A long pass from their defense aimed toward their striker. Desperation. Shiro moved before the ball even reached its target, already predicting the trajectory. He intercepted it effortlessly with his chest, then rolled it forward with a casual flick of his foot.

The moment his foot touched the ball, three Senchinkan players lunged toward him. Predictable.

He dragged the ball backward, baiting them in further before using a sharp Cruyff turn to slip past. One of the midfielders stumbled, unable to stop his momentum.

Pathetic.

Now free in the center, he pushed forward. His own teammates tried to offer support, but they were useless. None of them understood the game the way he did. They were obstacles, not allies.

Four defenders left.

The first tried to press him early. Shiro feigned a rightward drive before flicking the ball to the left, completely fooling him.

Three left.

The second defender hesitated, unsure whether to commit. Hesitation kills. Shiro exploited it instantly, performing a double touch to glide past him.

Two left.

One was marking his striker, the other stepping forward to confront him. Shiro didn't need to look—he had already decided.

A sudden no-look pass—perfectly weighted, slipping between the two defenders—landed at the feet of his striker.

For a brief moment, everyone froze. His teammate, who had barely contributed all match, was now alone in front of goal.

The goalkeeper rushed forward. The striker hesitated. Fool. Shoot.

Too late. The window had closed. The keeper was already on him.

Pathetic. Do I have to do everything?

Shiro moved before his teammate could even react. He sprinted forward, snatching the rebound after the keeper deflected the weak shot.

With a simple tap, he sent the ball rolling into the empty net.

Another goal.

The stadium erupted again, but Shiro barely heard it. He turned away, ignoring the dumbfounded expressions of his teammates.

This isn't football. This is me carrying a team of deadweight.

His eyes flickered to the scoreboard.

3-0.

Minutes later

As the final minutes ticked away, the scoreboard displayed a merciless truth.

10-0.

All ten goals—his.

Senchinkan's players were no longer trying to win. They were merely enduring, waiting for the whistle to put them out of their misery. Their eyes no longer burned with defiance but with something far more satisfying—resignation.

Shiro stood in the center of the pitch, surrounded by teammates who cheered like they had played a part in this massacre. Delusional. Every single one of them.
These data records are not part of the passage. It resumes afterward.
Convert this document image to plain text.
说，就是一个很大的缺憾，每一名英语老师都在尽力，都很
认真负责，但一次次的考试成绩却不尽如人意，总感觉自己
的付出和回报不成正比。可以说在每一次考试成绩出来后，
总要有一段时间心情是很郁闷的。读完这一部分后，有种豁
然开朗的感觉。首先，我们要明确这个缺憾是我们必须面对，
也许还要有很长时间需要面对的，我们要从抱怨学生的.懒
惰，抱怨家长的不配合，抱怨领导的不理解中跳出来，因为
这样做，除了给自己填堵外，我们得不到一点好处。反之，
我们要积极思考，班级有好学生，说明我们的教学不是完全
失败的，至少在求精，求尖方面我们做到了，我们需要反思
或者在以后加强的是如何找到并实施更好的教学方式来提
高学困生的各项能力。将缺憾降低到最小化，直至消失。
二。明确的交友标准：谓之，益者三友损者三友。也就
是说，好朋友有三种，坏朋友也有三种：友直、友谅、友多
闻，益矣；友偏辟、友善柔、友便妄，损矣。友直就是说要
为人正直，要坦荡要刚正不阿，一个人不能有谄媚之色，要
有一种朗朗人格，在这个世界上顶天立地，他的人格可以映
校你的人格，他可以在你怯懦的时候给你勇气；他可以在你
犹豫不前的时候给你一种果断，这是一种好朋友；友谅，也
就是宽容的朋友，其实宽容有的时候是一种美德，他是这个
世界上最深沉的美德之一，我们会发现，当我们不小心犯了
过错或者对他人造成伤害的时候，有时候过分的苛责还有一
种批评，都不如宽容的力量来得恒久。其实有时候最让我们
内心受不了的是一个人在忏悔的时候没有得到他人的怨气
They had contributed nothing. They were mere spectators, wearing the same uniform as him by sheer coincidence.

The ball rolled towards him, passed weakly by a trembling opponent who just wanted the game to end.

Shiro let out a quiet breath. One last time.
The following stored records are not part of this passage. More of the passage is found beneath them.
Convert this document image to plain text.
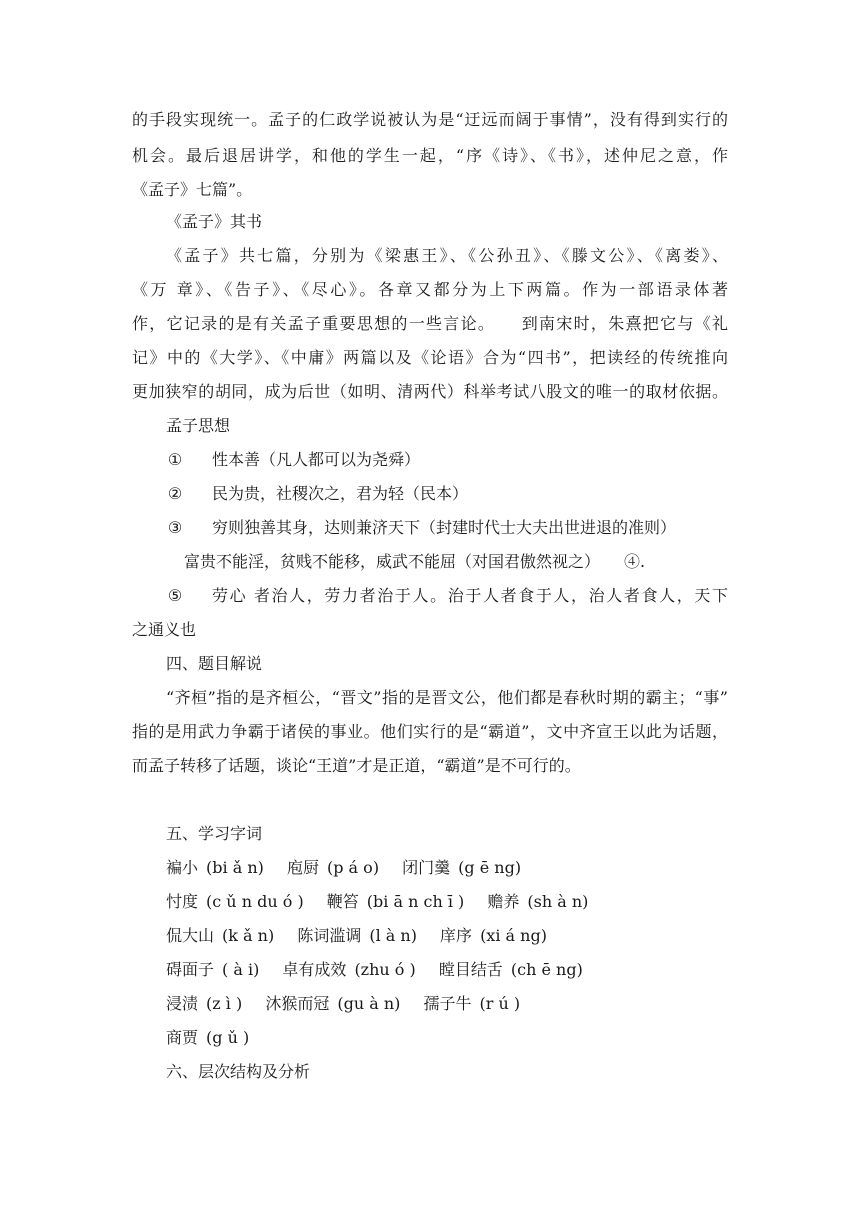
的手段实现统一。孟子的仁政学说被认为是“迂远而阔于事情”，没有得到实行的
机会。最后退居讲学，和他的学生一起，“序《诗》、《书》，述仲尼之意，作
《孟子》七篇”。
《孟子》其书
《孟子》共七篇，分别为《梁惠王》、《公孙丑》、《滕文公》、《离娄》、
《万 章》、《告子》、《尽心》。各章又都分为上下两篇。作为一部语录体著
作，它记录的是有关孟子重要思想的一些言论。　　到南宋时，朱熹把它与《礼
记》中的《大学》、《中庸》两篇以及《论语》合为“四书”，把读经的传统推向
更加狭窄的胡同，成为后世（如明、清两代）科举考试八股文的唯一的取材依据。
孟子思想
① 性本善（凡人都可以为尧舜）
② 民为贵，社稷次之，君为轻（民本）
③ 穷则独善其身，达则兼济天下（封建时代士大夫出世进退的准则）
富贵不能淫，贫贱不能移，威武不能屈（对国君傲然视之）　　④.
⑤ 劳心 者治人，劳力者治于人。治于人者食于人，治人者食人，天下
之通义也
四、题目解说
“齐桓”指的是齐桓公，“晋文”指的是晋文公，他们都是春秋时期的霸主；“事”
指的是用武力争霸于诸侯的事业。他们实行的是“霸道”，文中齐宣王以此为话题，
而孟子转移了话题，谈论“王道”才是正道，“霸道”是不可行的。
五、学习字词
褊小 (bi ǎ n) 庖厨 (p á o) 闭门羹 (g ē ng)
忖度 (c ǔ n du ó ) 鞭笞 (bi ā n ch ī ) 赡养 (sh à n)
侃大山 (k ǎ n) 陈词滥调 (l à n) 庠序 (xi á ng)
碍面子 ( à i) 卓有成效 (zhu ó ) 瞠目结舌 (ch ē ng)
浸渍 (z ì ) 沐猴而冠 (gu à n) 孺子牛 (r ú )
商贾 (g ǔ )
六、层次结构及分析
He pushed forward, a slow, deliberate dribble. The defenders—if they could even be called that anymore—moved sluggishly, their bodies drained, their minds shattered. They weren't trying to stop him. They were simply existing in his way.
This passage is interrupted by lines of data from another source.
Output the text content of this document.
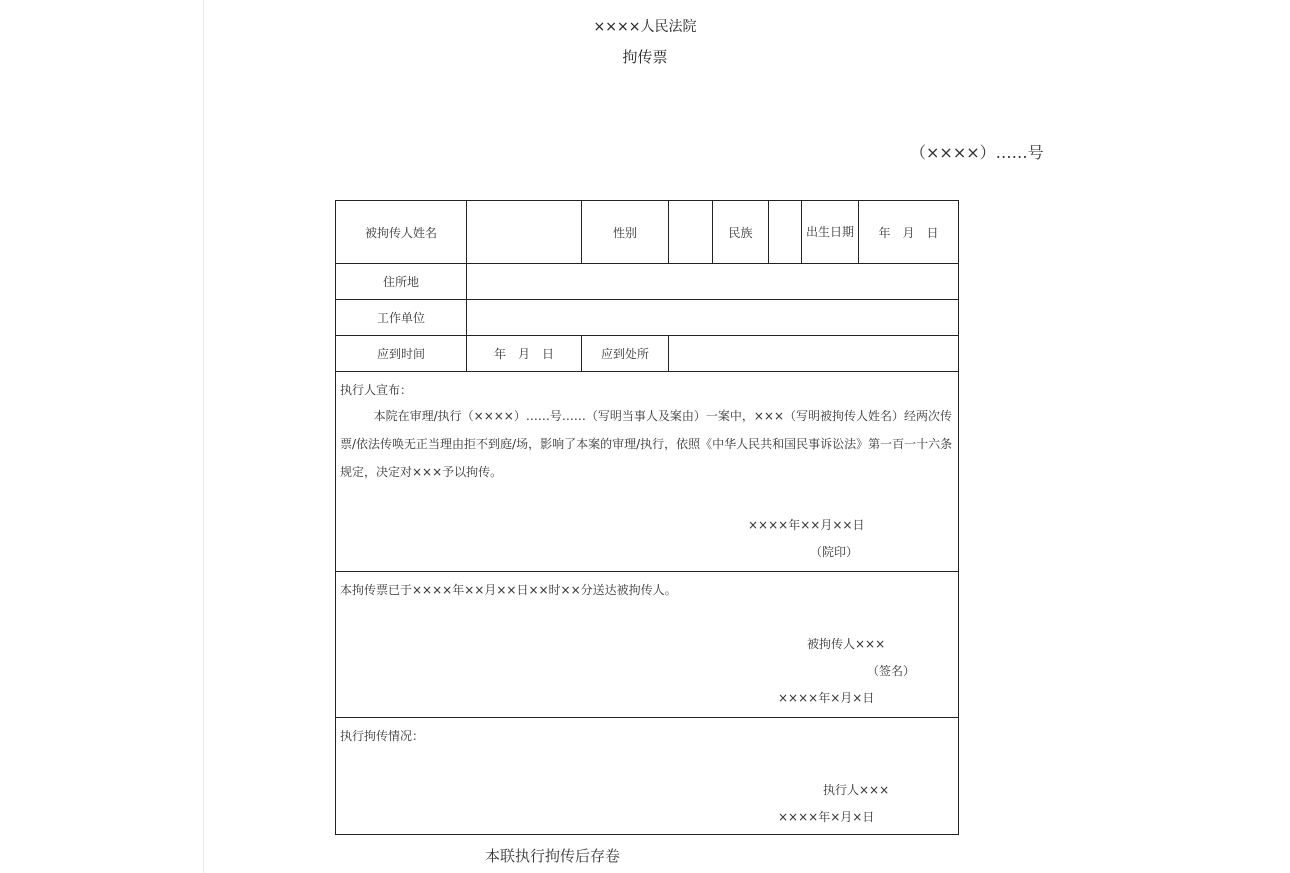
××××人民法院
拘传票
（××××）……号
被拘传人姓名		性别		民族		出生日期	年　月　日
住所地							
工作单位							
应到时间	年　月　日	应到处所					

执行人宣布：
本院在审理/执行（××××）……号……（写明当事人及案由）一案中，×××（写明被拘传人姓名）经两次传票/依法传唤无正当理由拒不到庭/场，影响了本案的审理/执行，依照《中华人民共和国民事诉讼法》第一百一十六条规定，决定对×××予以拘传。
××××年××月××日
（院印）							

本拘传票已于××××年××月××日××时××分送达被拘传人。
被拘传人×××
（签名）
××××年×月×日							

执行拘传情况：
执行人×××
××××年×月×日							
本联执行拘传后存卷
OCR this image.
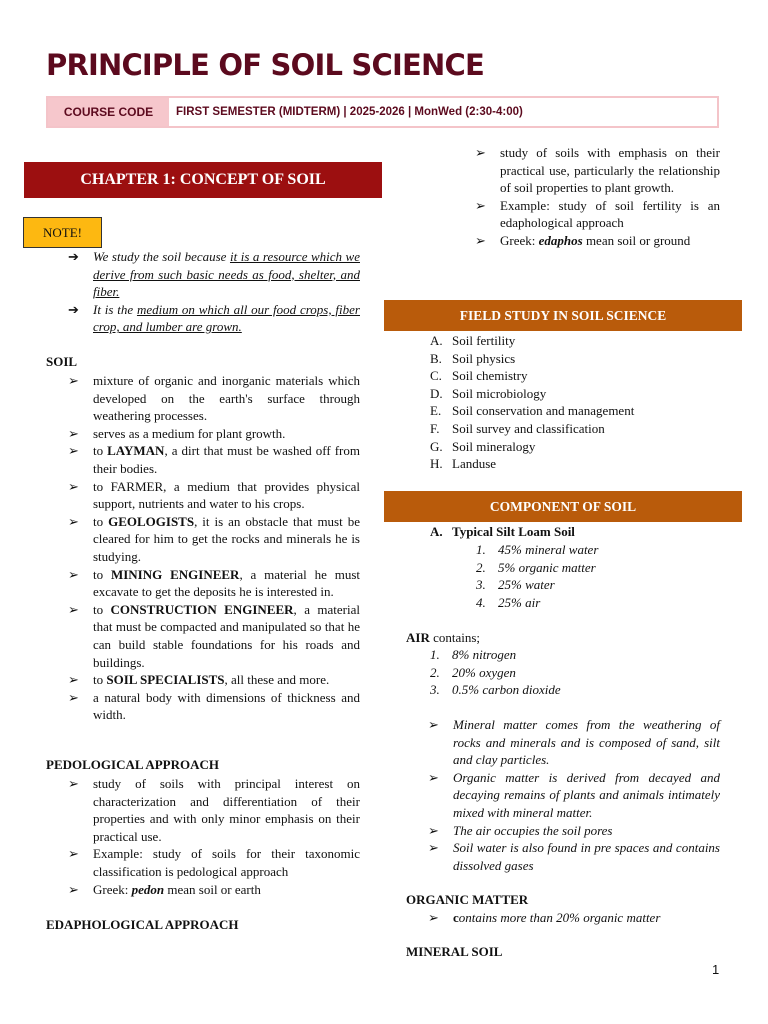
PRINCIPLE OF SOIL SCIENCE
COURSE CODE	FIRST SEMESTER (MIDTERM) | 2025-2026 | MonWed (2:30-4:00)
CHAPTER 1: CONCEPT OF SOIL
NOTE!
➔	We study the soil because it is a resource which we derive from such basic needs as food, shelter, and fiber.
➔	It is the medium on which all our food crops, fiber crop, and lumber are grown.
SOIL
➢	mixture of organic and inorganic materials which developed on the earth's surface through weathering processes.
➢	serves as a medium for plant growth.
➢	to LAYMAN, a dirt that must be washed off from their bodies.
➢	to FARMER, a medium that provides physical support, nutrients and water to his crops.
➢	to GEOLOGISTS, it is an obstacle that must be cleared for him to get the rocks and minerals he is studying.
➢	to MINING ENGINEER, a material he must excavate to get the deposits he is interested in.
➢	to CONSTRUCTION ENGINEER, a material that must be compacted and manipulated so that he can build stable foundations for his roads and buildings.
➢	to SOIL SPECIALISTS, all these and more.
➢	a natural body with dimensions of thickness and width.
PEDOLOGICAL APPROACH
➢	study of soils with principal interest on characterization and differentiation of their properties and with only minor emphasis on their practical use.
➢	Example: study of soils for their taxonomic classification is pedological approach
➢	Greek: pedon mean soil or earth
EDAPHOLOGICAL APPROACH
➢	study of soils with emphasis on their practical use, particularly the relationship of soil properties to plant growth.
➢	Example: study of soil fertility is an edaphological approach
➢	Greek: edaphos mean soil or ground
FIELD STUDY IN SOIL SCIENCE
A. Soil fertility
B. Soil physics
C. Soil chemistry
D. Soil microbiology
E. Soil conservation and management
F. Soil survey and classification
G. Soil mineralogy
H. Landuse
COMPONENT OF SOIL
A. Typical Silt Loam Soil
1. 45% mineral water
2. 5% organic matter
3. 25% water
4. 25% air
AIR contains;
1. 8% nitrogen
2. 20% oxygen
3. 0.5% carbon dioxide
➢	Mineral matter comes from the weathering of rocks and minerals and is composed of sand, silt and clay particles.
➢	Organic matter is derived from decayed and decaying remains of plants and animals intimately mixed with mineral matter.
➢	The air occupies the soil pores
➢	Soil water is also found in pre spaces and contains dissolved gases
ORGANIC MATTER
➢	contains more than 20% organic matter
MINERAL SOIL
1
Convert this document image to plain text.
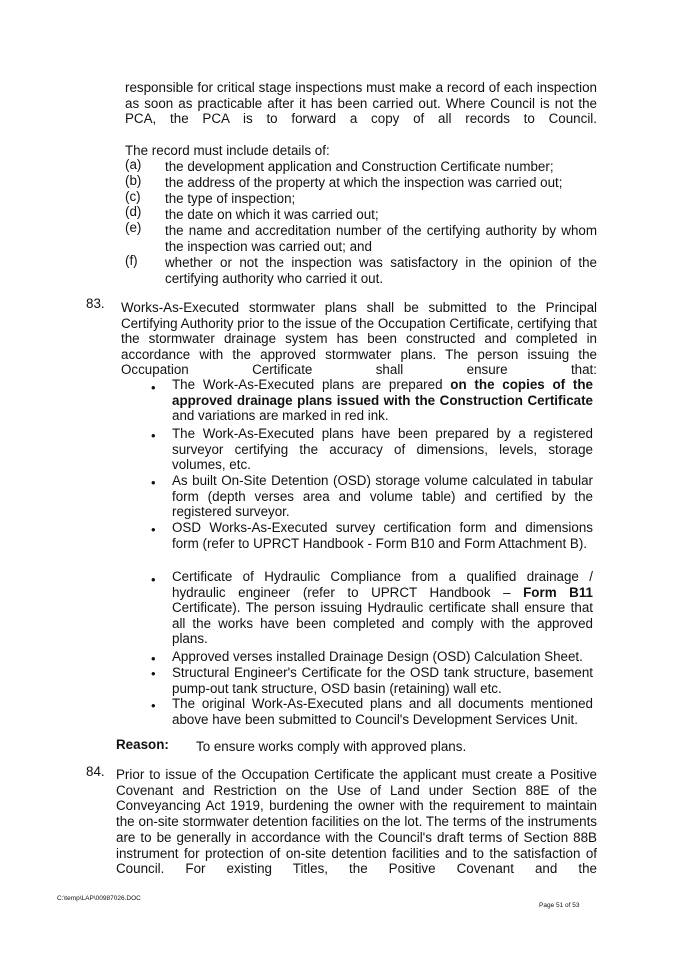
responsible for critical stage inspections must make a record of each inspection as soon as practicable after it has been carried out. Where Council is not the PCA, the PCA is to forward a copy of all records to Council.
The record must include details of:
(a) the development application and Construction Certificate number;
(b) the address of the property at which the inspection was carried out;
(c) the type of inspection;
(d) the date on which it was carried out;
(e) the name and accreditation number of the certifying authority by whom the inspection was carried out; and
(f) whether or not the inspection was satisfactory in the opinion of the certifying authority who carried it out.
83. Works-As-Executed stormwater plans shall be submitted to the Principal Certifying Authority prior to the issue of the Occupation Certificate, certifying that the stormwater drainage system has been constructed and completed in accordance with the approved stormwater plans. The person issuing the Occupation Certificate shall ensure that:
• The Work-As-Executed plans are prepared on the copies of the approved drainage plans issued with the Construction Certificate and variations are marked in red ink.
• The Work-As-Executed plans have been prepared by a registered surveyor certifying the accuracy of dimensions, levels, storage volumes, etc.
• As built On-Site Detention (OSD) storage volume calculated in tabular form (depth verses area and volume table) and certified by the registered surveyor.
• OSD Works-As-Executed survey certification form and dimensions form (refer to UPRCT Handbook - Form B10 and Form Attachment B).
• Certificate of Hydraulic Compliance from a qualified drainage / hydraulic engineer (refer to UPRCT Handbook – Form B11 Certificate). The person issuing Hydraulic certificate shall ensure that all the works have been completed and comply with the approved plans.
• Approved verses installed Drainage Design (OSD) Calculation Sheet.
• Structural Engineer's Certificate for the OSD tank structure, basement pump-out tank structure, OSD basin (retaining) wall etc.
• The original Work-As-Executed plans and all documents mentioned above have been submitted to Council's Development Services Unit.
Reason: To ensure works comply with approved plans.
84. Prior to issue of the Occupation Certificate the applicant must create a Positive Covenant and Restriction on the Use of Land under Section 88E of the Conveyancing Act 1919, burdening the owner with the requirement to maintain the on-site stormwater detention facilities on the lot. The terms of the instruments are to be generally in accordance with the Council's draft terms of Section 88B instrument for protection of on-site detention facilities and to the satisfaction of Council. For existing Titles, the Positive Covenant and the
C:\temp\LAP\00987026.DOC
Page 51 of 53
He accelerated. A feint to the left—two defenders stumbled. A quick step-over—another fell behind.

The goalkeeper didn't move. He just stood there, staring as Shiro approached, as if he had already accepted the inevitable.

Shiro stopped just before the six-yard box. He could score. Easily.

Instead, he turned his back to goal, resting his foot on the ball. He glanced over his shoulder, locking eyes with the keeper.

"Move." His voice was barely above a whisper, but in the empty silence of Senchinkan's despair, it rang louder than any stadium chant.

The goalkeeper flinched.

Shiro smirked. I don't even need to score. I've already won.

But he was here to finish what he started.

With a simple backheel, he rolled the ball into the net.

11-0.

The final whistle blew.

For a moment, there was nothing. No cheers, no celebration—just silence.

Then, the eruption. His teammates swarmed him, shouting, laughing, celebrating a victory they had no right to claim as their own.

Shiro didn't join them. He didn't even smile. Instead, he looked at the opposing team—collapsed on the ground, heads hanging low, their dreams crushed beneath his feet.

This. This was why he played football.

Not for the goals. Not for the recognition.

But for this moment—the exact second when hope turned into despair.